Updating dimension table and new keys

Munish · Post by **Munish** » Wed Nov 29, 2006 1:51 am

Hi there,
This is in continuation of my previous doubts regarding TELCO ETL. We are parsing 200 gig of sequential file where the data load in our biggest table is to the tune of more thatn 200 mills every day.

Now,
the scenario is that we are reading sequential file and we have to
1. First, Do lookup of Dim table which has approx 1.5 mills records whose number will keep on increasing, to check if the value is new.
2. If the record is new, generate the key and load into the dim.
3. Next, store the key value for loading in 14 different fact and summary tables.
4. Look up table should be updated with this new value.
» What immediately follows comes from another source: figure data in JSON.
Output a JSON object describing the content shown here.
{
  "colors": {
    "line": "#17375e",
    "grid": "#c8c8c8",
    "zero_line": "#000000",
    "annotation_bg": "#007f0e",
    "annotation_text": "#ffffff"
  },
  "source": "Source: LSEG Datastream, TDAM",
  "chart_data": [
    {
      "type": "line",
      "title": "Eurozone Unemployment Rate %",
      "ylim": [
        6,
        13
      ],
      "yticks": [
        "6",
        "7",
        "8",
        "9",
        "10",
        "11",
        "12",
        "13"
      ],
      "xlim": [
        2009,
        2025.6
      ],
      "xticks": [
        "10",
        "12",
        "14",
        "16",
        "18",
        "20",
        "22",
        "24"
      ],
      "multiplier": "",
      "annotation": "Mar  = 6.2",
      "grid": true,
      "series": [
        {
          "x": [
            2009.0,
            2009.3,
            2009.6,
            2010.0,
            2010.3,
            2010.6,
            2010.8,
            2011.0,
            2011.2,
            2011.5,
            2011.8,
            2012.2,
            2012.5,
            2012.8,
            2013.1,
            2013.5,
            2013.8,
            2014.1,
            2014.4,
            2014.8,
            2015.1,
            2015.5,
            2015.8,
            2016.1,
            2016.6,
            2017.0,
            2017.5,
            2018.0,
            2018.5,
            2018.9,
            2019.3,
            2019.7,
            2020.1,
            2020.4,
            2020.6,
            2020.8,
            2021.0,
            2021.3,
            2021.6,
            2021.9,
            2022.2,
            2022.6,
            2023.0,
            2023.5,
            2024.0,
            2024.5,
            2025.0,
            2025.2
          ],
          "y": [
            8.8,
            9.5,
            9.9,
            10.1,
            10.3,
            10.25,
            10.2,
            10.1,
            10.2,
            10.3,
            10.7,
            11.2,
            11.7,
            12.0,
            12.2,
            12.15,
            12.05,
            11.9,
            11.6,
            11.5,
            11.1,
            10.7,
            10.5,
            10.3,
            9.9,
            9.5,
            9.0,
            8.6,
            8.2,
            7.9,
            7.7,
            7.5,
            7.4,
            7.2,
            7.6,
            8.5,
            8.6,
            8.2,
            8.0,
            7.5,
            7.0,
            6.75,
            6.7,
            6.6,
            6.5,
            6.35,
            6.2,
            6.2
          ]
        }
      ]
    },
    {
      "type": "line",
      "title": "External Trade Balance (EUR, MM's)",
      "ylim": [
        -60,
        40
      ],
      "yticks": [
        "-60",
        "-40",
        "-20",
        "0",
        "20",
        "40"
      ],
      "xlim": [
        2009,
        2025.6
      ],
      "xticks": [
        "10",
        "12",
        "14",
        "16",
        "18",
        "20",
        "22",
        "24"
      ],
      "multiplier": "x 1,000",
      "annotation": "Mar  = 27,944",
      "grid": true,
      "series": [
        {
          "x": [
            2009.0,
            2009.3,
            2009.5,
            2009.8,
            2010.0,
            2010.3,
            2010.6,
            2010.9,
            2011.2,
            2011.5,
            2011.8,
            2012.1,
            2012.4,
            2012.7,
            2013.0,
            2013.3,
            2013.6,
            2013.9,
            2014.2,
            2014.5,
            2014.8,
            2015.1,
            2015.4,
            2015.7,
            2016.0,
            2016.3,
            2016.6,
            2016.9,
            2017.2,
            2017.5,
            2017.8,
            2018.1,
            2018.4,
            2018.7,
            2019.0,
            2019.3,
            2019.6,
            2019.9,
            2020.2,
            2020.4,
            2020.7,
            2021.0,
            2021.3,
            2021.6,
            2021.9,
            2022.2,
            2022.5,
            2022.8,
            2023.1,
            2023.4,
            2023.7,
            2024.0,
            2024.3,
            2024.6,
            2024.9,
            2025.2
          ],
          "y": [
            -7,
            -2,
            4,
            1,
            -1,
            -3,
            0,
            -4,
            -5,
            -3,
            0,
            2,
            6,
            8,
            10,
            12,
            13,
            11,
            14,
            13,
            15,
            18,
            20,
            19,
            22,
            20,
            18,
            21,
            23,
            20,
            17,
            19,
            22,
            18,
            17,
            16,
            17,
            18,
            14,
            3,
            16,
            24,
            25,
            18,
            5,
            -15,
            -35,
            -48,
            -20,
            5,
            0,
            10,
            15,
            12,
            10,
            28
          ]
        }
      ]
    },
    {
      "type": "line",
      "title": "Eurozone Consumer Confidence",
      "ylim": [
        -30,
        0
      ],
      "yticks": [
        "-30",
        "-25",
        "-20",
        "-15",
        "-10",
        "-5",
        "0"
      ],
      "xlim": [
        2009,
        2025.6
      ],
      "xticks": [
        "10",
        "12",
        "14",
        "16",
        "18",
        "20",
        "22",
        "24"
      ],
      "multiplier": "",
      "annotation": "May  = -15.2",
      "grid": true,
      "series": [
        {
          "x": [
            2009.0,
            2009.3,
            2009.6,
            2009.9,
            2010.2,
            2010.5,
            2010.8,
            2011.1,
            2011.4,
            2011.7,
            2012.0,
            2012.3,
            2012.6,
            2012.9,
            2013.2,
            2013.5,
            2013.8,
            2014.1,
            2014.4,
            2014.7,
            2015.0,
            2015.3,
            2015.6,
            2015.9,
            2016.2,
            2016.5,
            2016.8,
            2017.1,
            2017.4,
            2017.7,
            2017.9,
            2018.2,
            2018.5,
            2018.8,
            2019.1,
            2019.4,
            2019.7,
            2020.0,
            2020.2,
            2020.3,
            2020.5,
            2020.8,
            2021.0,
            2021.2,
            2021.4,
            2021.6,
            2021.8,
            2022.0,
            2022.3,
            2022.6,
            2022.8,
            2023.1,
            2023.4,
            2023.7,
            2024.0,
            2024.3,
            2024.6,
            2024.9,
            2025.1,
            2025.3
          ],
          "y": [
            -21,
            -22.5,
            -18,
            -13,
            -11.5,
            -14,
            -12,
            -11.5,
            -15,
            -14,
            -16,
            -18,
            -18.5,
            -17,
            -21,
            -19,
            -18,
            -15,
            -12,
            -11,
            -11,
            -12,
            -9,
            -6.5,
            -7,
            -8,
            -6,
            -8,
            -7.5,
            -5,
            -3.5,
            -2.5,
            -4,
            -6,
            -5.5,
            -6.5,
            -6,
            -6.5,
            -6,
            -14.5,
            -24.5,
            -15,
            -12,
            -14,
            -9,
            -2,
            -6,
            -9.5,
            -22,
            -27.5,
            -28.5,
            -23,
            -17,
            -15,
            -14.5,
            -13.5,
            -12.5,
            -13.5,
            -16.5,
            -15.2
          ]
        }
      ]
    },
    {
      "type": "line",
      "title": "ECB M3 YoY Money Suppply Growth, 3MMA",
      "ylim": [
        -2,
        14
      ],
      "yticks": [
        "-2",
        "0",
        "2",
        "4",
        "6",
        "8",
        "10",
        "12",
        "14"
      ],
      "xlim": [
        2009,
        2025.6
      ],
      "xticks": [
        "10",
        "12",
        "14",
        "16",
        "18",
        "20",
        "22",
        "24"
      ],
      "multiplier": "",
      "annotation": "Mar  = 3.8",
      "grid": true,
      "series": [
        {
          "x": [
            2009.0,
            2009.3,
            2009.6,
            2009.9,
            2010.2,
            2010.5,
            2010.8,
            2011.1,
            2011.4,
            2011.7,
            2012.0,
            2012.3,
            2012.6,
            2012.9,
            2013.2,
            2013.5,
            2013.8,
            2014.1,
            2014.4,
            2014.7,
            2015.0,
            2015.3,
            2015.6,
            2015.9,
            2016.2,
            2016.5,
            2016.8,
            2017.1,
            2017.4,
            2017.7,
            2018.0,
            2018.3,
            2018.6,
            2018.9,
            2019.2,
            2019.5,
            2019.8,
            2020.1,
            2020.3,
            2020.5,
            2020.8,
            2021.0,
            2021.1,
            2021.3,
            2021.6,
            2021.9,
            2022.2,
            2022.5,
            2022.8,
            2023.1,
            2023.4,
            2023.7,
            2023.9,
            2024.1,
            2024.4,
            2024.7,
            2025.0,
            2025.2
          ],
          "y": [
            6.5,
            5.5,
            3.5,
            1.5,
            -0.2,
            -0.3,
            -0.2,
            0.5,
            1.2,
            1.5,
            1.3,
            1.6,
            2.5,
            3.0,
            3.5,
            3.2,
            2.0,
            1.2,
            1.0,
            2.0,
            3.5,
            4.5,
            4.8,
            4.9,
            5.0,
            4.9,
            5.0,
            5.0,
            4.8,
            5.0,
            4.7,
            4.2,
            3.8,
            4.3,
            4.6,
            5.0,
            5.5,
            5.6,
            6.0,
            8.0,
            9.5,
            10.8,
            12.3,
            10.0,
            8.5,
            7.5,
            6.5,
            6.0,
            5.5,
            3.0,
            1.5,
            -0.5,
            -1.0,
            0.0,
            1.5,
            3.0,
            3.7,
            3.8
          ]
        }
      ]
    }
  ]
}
What might the best solution and why.
1. Use of Change Capture stage.
or
2. Do Hashfile lookup check.
or
3. Sparse Lookup

Your comments will be highly valuable.

Thanks,
Munish

keshav0307 · Post by **keshav0307** » Wed Nov 29, 2006 5:43 am

i am using change capture stage for similar amount of data and for similar requirement.

vmcburney · Post by **vmcburney** » Wed Nov 29, 2006 7:08 am

If you are using surrogate keys you cannot do it all in a change data capture stage. The stage cannot find a match, compare fields and retrieve a surrogate key. You need to keep the lookup stage and follow it with the change capture stage for existing rows.

Munish · Post by **Munish** » Wed Nov 29, 2006 4:26 pm

Thanks for your advices,
However, I am still not clear about how to

1. If I use Change Control, Will the latest values which are inserted into Dim table will be updated in Change control
2. If not what might be the best option like Hash Look up, Sparse Look up etc.
3. We are writing to DB and reading at same time, Will that effect efficiency.

Scenario:

Sequential File Read >> Check for New Dims >>

If Yes >> Create Key and Load to Dim Table
>> Update the values like Account Num with Account Key, Time with Time Key
>> Load the data into 15 Fact and Summary Tables

If No (If the value is already existing)
>> Update the values like Account Num with Account Key, Time with Time Key
>> Load the data into 15 Fact and Summary Tables

The biggest Dim table has 1.5 mills.

Thanks,
Munish

ray.wurlod · Post by **ray.wurlod** » Wed Nov 29, 2006 5:20 pm

Think also about Part B of your scenario. A previously non-existent dimension key value appears more than once in your source data. How will you manage the second and subsequence appearances?

Munish · Post by **Munish** » Wed Nov 29, 2006 5:31 pm

You are right.
That is exactly the problem is.
I am just wonering how to refresh my lookup.
If I get that particular new value again, I do not want to insert it.

Any thoughts??

regards,
Munish